The Picturing Death Project Journal Entries from 1999-2003

The simple but effective structure for the Picturing Death Project, a cast glass table, four chairs, and journals, provide a structure for journal writing with 4 questions that help participants examine how we will choose to live with the knowledge that death is inevitable. Currently, the project table, chairs and journals reside at Hospice Care of Southwest Michigan in Kalamazoo. http://www.hospiceswmi.org

Tuesday, May 17, 2011

Journal Entry 676

1.

Once upon a time, I believed in a Heaven and a Hell, that I would be good and go to the good place and live eternity peacefully and happily. I no longer believe in an afterlife later on, and my thoughts were that death was a permanent and for when the physical body shut down and the mentalities faded away. I imagined that the consciousness that was a person dissipated into the darkness and disappeared forever. This frightened me, for I did not want to disappear and fade to nothing. And then there came a time when I came to appreciate life and I decided that there was a greater whole to everything, a spiritual connection that links together life and death and everything in between. The soul of a human is too strong to fade away and when the physical body dies, the spirit lingers on. The spirit would linger on as part of the collective spirituality, not necessarily ascending to some heavenly realm, but subject to be part of the whole. What happens after that is the choice of the energy or the will of the natural cycle, whether to stay behind in corporeal form and watch over loved ones or become something more, something else, perhaps live the reincarnation cycle.


2.

My own death came at a single moment two years ago, when I was thrown back by the force of a car crashing into mine, when my arms, and chest, and stomach burned like fire making it hard to breathe. When I felt the blood between my fingers, warm and wet, when I felt pain so deep I drowned in it, when I felt the weight of my own severed thumb against my palm.
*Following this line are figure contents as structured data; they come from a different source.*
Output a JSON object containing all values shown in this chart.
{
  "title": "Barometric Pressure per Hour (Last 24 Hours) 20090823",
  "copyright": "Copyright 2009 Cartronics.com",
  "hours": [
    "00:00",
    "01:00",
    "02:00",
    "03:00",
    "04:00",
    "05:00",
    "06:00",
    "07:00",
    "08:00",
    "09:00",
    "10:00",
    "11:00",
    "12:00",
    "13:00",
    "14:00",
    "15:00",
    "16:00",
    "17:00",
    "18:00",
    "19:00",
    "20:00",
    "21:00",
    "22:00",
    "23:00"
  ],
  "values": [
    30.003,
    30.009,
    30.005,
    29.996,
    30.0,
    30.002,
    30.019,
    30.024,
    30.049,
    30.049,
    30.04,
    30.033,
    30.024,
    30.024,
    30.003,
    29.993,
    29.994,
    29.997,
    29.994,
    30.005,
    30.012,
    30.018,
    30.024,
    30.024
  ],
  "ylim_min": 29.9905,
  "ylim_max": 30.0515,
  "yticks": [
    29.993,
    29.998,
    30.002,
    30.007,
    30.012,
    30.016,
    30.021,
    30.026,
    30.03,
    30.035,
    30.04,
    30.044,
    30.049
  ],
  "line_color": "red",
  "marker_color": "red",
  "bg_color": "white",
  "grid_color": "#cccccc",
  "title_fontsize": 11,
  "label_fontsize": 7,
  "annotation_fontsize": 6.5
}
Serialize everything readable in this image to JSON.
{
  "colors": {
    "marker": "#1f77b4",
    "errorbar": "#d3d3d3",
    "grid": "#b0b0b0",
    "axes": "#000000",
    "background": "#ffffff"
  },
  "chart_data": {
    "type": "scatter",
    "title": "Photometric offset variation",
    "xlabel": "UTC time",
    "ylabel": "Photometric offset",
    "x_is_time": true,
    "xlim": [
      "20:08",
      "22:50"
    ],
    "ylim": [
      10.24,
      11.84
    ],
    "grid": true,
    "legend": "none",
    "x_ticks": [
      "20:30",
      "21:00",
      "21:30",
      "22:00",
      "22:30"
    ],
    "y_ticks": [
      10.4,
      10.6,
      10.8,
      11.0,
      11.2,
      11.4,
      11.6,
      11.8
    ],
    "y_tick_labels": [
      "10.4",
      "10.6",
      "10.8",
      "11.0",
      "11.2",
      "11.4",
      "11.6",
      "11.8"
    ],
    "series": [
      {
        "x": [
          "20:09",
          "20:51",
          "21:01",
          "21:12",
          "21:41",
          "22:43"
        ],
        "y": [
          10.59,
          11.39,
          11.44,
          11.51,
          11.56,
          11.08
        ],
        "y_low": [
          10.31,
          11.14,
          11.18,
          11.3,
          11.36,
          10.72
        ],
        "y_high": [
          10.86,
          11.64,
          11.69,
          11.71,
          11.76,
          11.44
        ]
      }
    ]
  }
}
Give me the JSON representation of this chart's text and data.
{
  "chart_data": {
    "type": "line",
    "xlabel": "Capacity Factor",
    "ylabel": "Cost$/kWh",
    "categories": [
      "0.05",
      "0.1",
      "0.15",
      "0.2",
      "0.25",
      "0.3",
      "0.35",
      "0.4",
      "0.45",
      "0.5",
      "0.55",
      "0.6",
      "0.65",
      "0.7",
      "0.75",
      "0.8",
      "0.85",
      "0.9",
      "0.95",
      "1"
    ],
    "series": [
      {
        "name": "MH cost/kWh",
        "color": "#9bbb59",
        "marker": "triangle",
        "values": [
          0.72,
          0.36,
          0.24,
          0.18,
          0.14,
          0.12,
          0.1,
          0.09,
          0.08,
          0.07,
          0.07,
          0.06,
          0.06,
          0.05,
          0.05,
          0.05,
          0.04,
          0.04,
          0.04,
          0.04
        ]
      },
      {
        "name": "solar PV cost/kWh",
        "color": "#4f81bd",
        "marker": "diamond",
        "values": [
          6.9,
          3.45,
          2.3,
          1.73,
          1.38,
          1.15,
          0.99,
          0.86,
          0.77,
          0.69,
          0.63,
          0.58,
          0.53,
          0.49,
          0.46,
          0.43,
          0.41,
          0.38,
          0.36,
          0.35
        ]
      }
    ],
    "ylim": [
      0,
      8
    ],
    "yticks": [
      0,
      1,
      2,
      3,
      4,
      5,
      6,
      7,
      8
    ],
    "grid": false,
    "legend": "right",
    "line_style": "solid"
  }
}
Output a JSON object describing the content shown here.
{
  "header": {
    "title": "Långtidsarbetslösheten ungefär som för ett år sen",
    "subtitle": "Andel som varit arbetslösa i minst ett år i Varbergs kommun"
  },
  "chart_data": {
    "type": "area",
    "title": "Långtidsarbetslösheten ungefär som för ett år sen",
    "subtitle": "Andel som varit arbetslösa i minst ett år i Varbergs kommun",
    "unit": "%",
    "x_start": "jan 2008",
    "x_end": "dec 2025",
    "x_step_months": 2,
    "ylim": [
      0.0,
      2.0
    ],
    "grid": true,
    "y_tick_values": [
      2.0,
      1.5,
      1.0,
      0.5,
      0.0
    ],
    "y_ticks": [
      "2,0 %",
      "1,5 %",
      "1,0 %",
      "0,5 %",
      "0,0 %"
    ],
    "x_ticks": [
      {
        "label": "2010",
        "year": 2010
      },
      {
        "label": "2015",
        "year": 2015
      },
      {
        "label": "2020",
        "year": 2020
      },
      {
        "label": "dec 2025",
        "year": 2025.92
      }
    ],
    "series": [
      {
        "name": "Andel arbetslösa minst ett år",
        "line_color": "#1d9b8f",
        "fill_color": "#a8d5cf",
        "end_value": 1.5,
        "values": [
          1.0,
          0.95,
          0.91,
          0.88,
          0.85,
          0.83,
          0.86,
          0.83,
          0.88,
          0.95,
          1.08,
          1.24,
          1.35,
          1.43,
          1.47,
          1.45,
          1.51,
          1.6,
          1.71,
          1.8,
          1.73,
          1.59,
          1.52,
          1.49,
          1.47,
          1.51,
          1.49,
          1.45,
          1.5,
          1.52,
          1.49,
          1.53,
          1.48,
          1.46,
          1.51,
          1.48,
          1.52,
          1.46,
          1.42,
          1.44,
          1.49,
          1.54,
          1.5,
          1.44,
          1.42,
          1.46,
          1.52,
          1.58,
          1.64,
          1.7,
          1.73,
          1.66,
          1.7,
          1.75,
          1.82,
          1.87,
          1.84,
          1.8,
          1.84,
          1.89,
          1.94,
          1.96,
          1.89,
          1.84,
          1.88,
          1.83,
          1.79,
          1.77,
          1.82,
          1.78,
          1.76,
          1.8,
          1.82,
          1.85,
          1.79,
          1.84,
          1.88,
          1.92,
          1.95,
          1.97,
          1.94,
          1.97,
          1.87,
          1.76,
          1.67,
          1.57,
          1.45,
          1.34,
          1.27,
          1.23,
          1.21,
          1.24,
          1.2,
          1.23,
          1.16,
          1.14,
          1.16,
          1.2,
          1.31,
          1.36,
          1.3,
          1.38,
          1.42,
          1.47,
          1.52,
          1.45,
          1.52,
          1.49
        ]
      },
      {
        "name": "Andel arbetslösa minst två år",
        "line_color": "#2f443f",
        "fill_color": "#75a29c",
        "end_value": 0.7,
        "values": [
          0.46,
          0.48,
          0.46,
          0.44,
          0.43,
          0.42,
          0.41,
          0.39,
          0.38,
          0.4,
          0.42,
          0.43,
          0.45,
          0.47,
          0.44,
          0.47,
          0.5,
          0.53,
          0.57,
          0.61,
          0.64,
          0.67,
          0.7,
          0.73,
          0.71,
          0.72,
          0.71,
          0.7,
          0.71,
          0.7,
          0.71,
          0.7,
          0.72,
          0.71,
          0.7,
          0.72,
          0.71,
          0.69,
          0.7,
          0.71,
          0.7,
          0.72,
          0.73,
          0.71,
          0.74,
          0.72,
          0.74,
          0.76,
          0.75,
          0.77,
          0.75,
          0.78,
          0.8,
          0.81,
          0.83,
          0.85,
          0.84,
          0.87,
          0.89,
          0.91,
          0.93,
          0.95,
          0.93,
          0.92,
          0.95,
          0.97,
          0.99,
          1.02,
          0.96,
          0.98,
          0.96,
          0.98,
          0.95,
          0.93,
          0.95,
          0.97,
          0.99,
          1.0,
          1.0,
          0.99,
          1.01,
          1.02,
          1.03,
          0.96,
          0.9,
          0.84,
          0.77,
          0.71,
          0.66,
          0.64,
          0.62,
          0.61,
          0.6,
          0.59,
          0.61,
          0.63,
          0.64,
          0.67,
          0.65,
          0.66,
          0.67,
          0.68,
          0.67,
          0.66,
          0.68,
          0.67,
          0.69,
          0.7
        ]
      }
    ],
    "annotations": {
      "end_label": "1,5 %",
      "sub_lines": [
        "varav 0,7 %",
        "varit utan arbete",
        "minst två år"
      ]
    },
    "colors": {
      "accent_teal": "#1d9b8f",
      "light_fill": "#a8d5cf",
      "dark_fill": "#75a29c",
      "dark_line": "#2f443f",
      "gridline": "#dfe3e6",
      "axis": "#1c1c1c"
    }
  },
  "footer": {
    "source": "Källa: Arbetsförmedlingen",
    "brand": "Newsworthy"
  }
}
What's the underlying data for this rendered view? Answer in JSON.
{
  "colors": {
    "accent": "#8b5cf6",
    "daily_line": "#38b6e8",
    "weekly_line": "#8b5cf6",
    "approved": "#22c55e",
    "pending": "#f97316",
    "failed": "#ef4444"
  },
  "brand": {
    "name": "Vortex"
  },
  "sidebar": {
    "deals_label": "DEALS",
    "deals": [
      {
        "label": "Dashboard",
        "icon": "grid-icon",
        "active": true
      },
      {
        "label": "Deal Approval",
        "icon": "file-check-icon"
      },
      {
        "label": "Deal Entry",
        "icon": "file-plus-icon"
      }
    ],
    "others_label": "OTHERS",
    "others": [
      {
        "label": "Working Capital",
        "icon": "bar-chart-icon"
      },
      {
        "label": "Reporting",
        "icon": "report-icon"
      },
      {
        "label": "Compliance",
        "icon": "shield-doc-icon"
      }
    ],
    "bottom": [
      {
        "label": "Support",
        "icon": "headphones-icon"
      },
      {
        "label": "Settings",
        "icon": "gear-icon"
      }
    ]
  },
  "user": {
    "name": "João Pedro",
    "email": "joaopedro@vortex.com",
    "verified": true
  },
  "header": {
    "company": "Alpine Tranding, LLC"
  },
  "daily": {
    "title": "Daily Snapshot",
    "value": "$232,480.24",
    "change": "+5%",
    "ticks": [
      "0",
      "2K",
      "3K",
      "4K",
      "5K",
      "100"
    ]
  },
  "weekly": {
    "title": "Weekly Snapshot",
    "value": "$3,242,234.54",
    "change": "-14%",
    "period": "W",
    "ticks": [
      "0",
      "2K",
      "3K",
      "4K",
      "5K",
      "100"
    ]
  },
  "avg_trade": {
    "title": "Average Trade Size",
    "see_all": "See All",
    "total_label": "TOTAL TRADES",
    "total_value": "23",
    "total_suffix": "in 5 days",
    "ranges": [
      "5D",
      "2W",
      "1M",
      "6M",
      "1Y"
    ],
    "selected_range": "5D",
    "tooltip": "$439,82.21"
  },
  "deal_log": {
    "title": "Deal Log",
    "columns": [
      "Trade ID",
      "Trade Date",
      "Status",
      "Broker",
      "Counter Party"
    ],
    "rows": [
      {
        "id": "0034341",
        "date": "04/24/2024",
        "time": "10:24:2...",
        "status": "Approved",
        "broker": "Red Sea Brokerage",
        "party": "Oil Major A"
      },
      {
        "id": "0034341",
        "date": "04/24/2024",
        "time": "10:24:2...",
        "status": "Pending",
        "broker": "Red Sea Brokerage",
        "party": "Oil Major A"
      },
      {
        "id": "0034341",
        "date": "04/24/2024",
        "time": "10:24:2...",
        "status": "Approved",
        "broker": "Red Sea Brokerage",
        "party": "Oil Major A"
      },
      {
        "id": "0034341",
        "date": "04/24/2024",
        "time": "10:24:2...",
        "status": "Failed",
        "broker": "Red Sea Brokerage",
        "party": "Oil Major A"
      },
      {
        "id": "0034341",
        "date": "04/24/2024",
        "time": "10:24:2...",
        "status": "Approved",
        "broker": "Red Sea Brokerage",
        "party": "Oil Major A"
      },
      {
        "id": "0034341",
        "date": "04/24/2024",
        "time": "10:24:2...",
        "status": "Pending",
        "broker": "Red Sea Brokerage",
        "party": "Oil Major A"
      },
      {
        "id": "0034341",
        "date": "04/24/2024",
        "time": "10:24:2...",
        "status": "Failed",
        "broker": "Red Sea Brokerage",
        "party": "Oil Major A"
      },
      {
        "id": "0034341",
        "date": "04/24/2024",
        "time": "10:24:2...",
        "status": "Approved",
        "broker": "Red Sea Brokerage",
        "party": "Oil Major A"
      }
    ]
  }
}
But all this was nothing, a prelude, for I experienced my death in the moment my head lulled to the side against my seat and I took in the sight of the two figures next to me lim and still as rag dolls. My death came in that moment as I screamed again and again until my throat was raw and hoarse, while the pain was too intense to reach out, while my head ached from the blood roaring in ears. As hand grabbed for me, fought to release my seat belt, I kept on crying out, their names, pleas for them to answer me. As no response ever came, that is when I felt my soul's death.


3.

It gives me reason to reach out to others and make connections, to treasure what I have and never want for too much more, all because I know my time in the physical body is limited, that after death I have to let go of everything familiar and surrender to something unknown. So all I can as is treasure what is familiar and wait.


4.

The only thing I can hope for after my death is that I find the peace I would never quite find in life. My fear is that I'll never find it.